Postpartum urinary retention is a relatively common condition that can have a significant impact on women in the immediate days following childbirth. If left untreated, postpartum urinary retention can lead to repetitive overdistention injury that may damage the detrusor muscle and the parasympathetic nerve fibers within the bladder wall. In rare circumstances, postpartum urinary retention may even lead to bladder rupture, which is a potentially life-threatening yet entirely preventable complication. Early diagnosis and timely intervention are necessary to decrease long-term consequences. There are three types of postpartum urinary retention: overt, covert, and persistent.

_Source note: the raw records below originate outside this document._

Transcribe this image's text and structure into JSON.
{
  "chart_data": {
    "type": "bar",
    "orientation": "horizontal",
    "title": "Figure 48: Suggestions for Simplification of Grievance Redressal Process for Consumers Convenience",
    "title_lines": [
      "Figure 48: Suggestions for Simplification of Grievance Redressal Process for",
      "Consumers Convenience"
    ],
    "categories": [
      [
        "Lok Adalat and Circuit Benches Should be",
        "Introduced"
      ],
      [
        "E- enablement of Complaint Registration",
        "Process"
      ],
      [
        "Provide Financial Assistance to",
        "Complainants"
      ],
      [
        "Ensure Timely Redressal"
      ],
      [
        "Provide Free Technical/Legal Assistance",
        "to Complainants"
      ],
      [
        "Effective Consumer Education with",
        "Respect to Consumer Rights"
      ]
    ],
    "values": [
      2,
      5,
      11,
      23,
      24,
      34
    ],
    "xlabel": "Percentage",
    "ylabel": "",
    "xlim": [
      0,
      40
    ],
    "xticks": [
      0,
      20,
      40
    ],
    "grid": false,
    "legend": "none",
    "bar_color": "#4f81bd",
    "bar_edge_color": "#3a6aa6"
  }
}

Overt retention is associated with an inability to void, while covert is associated with incomplete bladder emptying. Persistent urinary retention continues beyond the third postpartum day and can persist for several weeks in rare cases. Recognition of risk factors and prompt diagnosis is important for proper management and prevention of negative sequelae. However, lack of knowledge from providers and patients alike creates barriers to accessing and receiving evidence-based care and may further delay diagnosis for patients, especially those who experience covert postpartum urinary retention. Nationally accepted definitions and management algorithms for postpartum urinary retention are lacking, and development of such guidelines is essential for both patient care and research design. We propose intrapartum recommendations and a standardized postpartum bladder management protocol that will improve patient outcomes and contribute to the growing body of evidence-based practice in this field.